I was mostly fine in class, if a little distant.  During the second hour, I started feeling really agitated and even cried a bit.  At one point, Chris’s face entered my mind, the way I remember him looking: jovial, kind, smiling and laughing.  I wouldn’t claim to be psychic or similar, but I have had a few of these experiences before, I suppose they’re so powerful, especially when it’s a family member, that you can’t help but feel the vibe even many miles away.  The distraught faces of my aunt and my mom co-habitated with this peaceful image of Chris for a while, and then it was gone, then I carried on my meditation.  When I left and turned on my phone, there were two messages from my mom, and one from my aunt that Chris was gone.

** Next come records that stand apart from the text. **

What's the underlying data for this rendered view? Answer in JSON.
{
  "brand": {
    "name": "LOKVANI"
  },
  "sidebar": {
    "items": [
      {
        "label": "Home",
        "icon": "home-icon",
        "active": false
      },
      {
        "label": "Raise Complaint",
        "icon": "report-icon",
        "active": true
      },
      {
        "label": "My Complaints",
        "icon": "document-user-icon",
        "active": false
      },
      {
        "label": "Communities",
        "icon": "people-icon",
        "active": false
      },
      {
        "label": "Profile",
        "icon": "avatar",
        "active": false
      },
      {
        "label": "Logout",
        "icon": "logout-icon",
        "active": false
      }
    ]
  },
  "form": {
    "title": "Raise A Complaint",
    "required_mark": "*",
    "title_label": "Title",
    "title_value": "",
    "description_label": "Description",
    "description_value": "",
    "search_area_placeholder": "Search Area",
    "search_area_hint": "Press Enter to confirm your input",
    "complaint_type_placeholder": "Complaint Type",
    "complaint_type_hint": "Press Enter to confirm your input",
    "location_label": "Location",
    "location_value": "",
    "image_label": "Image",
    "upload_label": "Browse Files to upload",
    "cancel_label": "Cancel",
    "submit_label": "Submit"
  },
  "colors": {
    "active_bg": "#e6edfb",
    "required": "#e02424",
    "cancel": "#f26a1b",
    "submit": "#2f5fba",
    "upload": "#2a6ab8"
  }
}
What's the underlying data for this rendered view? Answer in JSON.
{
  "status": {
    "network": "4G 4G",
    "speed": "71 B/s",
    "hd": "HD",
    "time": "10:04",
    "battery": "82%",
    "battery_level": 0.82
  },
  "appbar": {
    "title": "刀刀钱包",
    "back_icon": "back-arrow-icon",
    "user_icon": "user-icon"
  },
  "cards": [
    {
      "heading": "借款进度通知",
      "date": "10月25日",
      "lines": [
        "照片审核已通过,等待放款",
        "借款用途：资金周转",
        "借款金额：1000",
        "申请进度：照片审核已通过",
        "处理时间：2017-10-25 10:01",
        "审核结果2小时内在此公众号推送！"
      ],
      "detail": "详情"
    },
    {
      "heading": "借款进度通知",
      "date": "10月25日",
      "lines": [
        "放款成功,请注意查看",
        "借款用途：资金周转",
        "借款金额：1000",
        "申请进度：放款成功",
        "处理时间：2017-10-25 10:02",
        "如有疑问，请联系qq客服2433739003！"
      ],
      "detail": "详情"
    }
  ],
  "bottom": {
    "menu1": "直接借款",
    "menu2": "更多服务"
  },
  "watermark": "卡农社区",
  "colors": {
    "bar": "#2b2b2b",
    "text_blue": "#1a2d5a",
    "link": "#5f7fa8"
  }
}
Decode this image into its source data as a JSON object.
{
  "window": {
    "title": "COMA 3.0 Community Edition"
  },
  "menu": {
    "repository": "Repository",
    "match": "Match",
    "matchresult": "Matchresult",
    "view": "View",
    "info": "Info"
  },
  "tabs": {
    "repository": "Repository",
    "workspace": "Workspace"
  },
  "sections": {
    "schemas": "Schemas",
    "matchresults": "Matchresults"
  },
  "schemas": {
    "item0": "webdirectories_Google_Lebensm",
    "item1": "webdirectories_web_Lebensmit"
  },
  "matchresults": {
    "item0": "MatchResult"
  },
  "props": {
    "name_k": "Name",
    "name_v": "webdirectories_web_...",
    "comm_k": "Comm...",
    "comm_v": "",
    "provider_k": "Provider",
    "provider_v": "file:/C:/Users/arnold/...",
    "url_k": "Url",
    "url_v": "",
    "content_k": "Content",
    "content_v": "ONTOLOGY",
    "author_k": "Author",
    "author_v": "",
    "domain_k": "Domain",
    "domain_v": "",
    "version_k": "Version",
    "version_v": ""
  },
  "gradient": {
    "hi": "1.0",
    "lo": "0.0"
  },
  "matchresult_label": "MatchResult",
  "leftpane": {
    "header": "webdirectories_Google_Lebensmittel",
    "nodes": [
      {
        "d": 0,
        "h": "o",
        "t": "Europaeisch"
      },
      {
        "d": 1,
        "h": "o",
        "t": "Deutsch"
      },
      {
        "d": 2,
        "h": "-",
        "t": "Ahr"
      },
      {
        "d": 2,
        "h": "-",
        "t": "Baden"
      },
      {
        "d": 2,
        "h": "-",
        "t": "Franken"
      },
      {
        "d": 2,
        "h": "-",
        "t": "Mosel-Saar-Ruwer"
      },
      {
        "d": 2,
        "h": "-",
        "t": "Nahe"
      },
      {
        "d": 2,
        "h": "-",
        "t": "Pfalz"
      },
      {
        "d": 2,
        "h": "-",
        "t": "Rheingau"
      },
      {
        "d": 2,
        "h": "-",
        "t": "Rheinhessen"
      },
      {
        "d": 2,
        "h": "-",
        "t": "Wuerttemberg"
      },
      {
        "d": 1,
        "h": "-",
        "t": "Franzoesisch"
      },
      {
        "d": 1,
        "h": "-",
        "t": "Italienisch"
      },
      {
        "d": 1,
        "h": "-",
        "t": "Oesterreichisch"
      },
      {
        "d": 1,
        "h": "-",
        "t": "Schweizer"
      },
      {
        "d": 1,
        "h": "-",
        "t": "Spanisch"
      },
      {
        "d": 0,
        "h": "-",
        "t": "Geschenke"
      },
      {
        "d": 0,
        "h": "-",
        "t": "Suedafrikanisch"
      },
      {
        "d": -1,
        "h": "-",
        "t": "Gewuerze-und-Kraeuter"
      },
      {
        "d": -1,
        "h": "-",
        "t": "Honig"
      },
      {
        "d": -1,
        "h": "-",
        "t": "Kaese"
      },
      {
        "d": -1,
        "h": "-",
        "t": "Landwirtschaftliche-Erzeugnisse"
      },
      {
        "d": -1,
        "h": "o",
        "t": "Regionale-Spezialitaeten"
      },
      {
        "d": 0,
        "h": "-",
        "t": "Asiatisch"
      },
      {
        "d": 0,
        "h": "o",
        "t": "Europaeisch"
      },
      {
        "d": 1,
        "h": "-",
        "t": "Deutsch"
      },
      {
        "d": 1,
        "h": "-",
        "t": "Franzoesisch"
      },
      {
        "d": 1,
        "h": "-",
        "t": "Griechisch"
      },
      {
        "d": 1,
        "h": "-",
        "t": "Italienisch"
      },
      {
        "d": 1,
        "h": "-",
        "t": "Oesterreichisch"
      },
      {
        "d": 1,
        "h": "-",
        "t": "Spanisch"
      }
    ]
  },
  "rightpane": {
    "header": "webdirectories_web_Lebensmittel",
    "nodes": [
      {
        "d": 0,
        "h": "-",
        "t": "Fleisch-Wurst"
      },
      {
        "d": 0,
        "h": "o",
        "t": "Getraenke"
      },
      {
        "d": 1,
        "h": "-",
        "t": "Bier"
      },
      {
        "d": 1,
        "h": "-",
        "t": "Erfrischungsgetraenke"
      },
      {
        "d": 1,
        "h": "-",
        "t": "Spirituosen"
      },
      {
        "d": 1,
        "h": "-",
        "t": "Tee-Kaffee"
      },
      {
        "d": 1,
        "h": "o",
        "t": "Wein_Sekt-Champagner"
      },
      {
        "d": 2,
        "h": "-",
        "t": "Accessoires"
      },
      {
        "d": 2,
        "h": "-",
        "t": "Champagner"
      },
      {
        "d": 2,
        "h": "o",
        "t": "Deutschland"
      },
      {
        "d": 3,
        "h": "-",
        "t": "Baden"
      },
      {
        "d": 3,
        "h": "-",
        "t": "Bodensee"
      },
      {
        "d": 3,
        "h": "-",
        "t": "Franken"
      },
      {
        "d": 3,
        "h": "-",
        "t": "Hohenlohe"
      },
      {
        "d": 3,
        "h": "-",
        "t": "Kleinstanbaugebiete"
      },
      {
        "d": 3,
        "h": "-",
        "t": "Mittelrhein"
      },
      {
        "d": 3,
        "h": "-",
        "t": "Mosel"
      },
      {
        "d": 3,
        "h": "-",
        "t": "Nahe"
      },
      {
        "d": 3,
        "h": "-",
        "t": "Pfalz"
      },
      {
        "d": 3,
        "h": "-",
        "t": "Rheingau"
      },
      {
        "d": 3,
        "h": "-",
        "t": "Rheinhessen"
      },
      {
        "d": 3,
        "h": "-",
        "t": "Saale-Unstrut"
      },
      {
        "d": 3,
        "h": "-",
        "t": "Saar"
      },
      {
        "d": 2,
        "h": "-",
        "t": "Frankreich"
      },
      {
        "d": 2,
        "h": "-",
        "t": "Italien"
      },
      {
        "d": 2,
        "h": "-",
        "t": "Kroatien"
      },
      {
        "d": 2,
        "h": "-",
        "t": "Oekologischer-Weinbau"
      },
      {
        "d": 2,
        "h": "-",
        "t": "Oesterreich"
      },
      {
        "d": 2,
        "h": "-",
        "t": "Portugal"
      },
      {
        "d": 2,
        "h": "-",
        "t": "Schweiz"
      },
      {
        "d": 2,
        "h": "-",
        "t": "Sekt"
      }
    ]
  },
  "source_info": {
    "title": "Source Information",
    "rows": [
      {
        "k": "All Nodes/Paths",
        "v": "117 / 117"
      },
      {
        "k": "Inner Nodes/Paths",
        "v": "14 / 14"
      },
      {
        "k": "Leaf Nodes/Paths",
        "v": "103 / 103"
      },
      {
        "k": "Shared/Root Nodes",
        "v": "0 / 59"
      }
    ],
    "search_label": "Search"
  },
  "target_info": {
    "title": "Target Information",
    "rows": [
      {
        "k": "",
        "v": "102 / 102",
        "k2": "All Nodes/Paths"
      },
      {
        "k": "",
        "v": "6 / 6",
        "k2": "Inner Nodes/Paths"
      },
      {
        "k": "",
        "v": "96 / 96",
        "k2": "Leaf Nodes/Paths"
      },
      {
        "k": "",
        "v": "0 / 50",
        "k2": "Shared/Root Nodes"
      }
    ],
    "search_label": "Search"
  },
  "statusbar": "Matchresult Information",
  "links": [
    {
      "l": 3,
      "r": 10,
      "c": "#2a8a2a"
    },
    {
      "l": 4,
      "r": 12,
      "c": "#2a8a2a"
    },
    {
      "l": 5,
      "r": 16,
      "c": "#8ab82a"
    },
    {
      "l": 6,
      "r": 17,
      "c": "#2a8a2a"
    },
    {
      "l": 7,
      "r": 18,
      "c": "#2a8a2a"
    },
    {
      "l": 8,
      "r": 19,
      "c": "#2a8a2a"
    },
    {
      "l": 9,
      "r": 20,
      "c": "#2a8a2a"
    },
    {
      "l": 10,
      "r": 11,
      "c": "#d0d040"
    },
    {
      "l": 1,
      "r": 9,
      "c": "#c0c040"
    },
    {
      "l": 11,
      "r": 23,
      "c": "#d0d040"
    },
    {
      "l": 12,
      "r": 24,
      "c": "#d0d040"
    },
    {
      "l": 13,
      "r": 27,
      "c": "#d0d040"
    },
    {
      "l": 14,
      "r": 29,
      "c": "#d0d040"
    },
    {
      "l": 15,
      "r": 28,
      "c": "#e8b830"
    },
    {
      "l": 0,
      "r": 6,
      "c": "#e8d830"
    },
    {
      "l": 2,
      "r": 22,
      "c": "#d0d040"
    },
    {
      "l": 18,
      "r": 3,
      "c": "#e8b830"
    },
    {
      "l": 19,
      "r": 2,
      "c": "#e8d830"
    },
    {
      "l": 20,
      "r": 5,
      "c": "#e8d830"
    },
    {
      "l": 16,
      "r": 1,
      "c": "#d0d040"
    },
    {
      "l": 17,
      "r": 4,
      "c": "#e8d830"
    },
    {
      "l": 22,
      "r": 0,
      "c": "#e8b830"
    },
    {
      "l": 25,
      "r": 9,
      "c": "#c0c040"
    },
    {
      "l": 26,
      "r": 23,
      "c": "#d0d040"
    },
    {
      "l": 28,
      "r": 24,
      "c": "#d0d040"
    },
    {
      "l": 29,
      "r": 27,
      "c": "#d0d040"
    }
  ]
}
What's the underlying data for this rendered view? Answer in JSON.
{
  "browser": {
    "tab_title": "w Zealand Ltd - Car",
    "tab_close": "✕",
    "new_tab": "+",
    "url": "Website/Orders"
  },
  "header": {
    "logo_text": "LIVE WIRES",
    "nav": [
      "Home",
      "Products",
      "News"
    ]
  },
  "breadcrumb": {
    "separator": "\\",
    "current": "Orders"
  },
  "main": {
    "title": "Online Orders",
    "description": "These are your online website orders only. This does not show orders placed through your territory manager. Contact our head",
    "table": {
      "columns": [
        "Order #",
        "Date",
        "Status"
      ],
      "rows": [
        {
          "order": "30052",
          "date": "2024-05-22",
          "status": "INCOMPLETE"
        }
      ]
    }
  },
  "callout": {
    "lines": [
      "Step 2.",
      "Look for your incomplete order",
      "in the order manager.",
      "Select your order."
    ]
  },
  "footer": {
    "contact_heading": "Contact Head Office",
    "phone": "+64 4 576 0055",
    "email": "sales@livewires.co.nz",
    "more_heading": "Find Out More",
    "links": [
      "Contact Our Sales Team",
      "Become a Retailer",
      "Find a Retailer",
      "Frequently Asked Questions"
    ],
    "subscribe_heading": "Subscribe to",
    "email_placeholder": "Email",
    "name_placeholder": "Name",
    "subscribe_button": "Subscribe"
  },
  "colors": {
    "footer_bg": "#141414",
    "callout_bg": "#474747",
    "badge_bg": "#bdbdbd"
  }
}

I called and spoke briefly with my mom and aunt, shared my vision with them and gave them my love.  When I hung up, I turned on the Radio K-tuned radio, smack-dab in the middle of this:

Stylistically, it’s not at all appropriate for Chris, but the message is.  Rest in peace, big man.  May you be pain-free and joyful once more!

31.

This song is melancholy by its very nature; I like this upbeat version just a bit more. Plus it’s from the Concert For Bangladesh, which I keep meaning to watch.

Remembering the father of a friend, who died 3 years ago today: his sly chuckle, the delicious margaritas he would whip up in the blink of an eye, the unexpected quips, and listening to old vinyl, of which Bobby D. was an especial favorite.